Correlation Filter (HD)
Filters numeric columns so the remaining columns are not correlated strongly with each other.
Information at a Glance
Category | Transform |
Data source type | HD |
Sends output to other operators | Yes1 |
Data processing tool | Spark |
Input
A file on HDFS. You can choose the columns you want distinct combinations from, and the operator performs the calculation.
- Bad or Missing Values
- If a row of the input contains null values in at least one of the selected
Columns to Filter, the entire row is skipped before computing the correlation matrix.
After the columns to keep are determined based on the correlations, the input null values from the input are conserved in the output data set for the columns concerned.
This is a different behavior from the Database version of this operator. Replace null values before running this operator.
Configuration
Parameter | Description |
---|---|
Notes | Any notes or helpful information about this operator's parameter settings. When you enter content in the Notes field, a yellow asterisk is displayed on the operator. |
Columns to Filter
*required |
Select two or more numeric columns. Columns selected in this parameter are compared with each other, and columns are removed from this set until all of the remaining columns have correlations under the threshold defined below. |
Dependent Column
*required |
Select a numeric column. When determining which columns to remove due to high correlation with another column, the one with higher correlation with the dependent variable is selected. |
Correlation Threshold
*required |
Enter a number greater than 0 and less than or equal to 1. This threshold is used to determine whether each pair of columns are considered collinear. |
Maximum Number of Filtered Columns
*required |
Enter an integer greater than 0 or -1. If -1, the operator returns all columns whose correlations are under the threshold. If n > 0, the operator returns the top n columns, ranked by their correlation with the dependent variable. |
Pass Through Other Columns? | Choose yes to include columns not selected in Columns to Filter in the final results. The Dependent Column is always included. |
Correlation Method | Choose the correlation method to compute. Supported methods are Pearson or Spearman correlations.
Note:
Pearson vs Spearman correlations The Pearson correlation coefficient is the most widely used. It measures the strength of the linear relationship between normally distributed variables. When the variables are not normally distributed or the relationship between the variables is not linear, it might be more appropriate to use the Spearman rank correlation method. |
Write Rows Removed Due to Null Data To File | Rows with at least one null value in the
Columns to Filter are skipped during the correlation analysis (but kept in the output). This parameter allows you to specify if rows with null values are written to a file.

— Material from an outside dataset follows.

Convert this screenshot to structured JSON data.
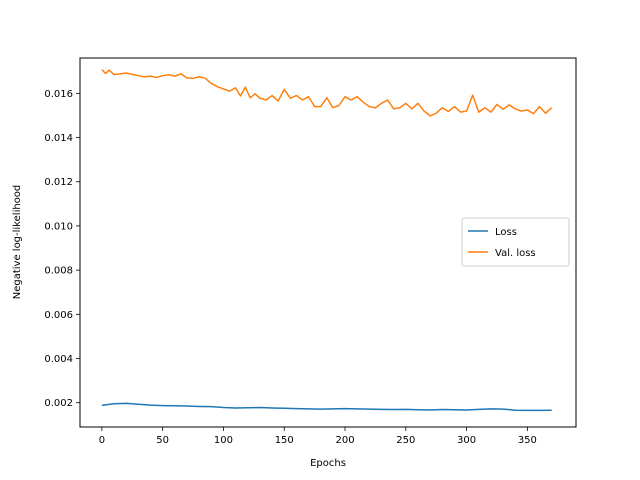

The file is written to the same directory as the rest of the output. The filename is suffixed with _baddata.
|
Storage Format | Select the format in which to store the results. The storage format is determined by your type of operator.
Typical formats are Avro, CSV, TSV, or Parquet. |
Compression | Select the type of compression for the output.
Available Avro compression options. |
Output Directory | The location to store the output files. |
Output Name | The name to contain the results. |
Overwrite Output | Specifies whether to delete existing data at that path. |
Advanced Spark Settings Automatic Optimization |
|
Output
- Visual Output
-
- The Output tab displays a preview of the output data set.
- The Summary tab displays information about the selected parameters and the output.
- The Correlation Results tab displays which columns have been selected with additional details (correlation with dependent variable, reason why columns were not selected).
- Data Output
- The data set created with filtered columns.
Note: A partial schema can be transmitted to subsequent operators at design time, but the user must run the operator for subsequent operators to see the final output schema.The final output schema of the Correlation Filter operator is cleared if one of the following occurs:
In this case, the output schema transmitted to subsequent operators again becomes the partial schema defined at design time (hence, subsequent operators can turn invalid), and the user must run the Correlation Filter operator again to transmit the new output schema.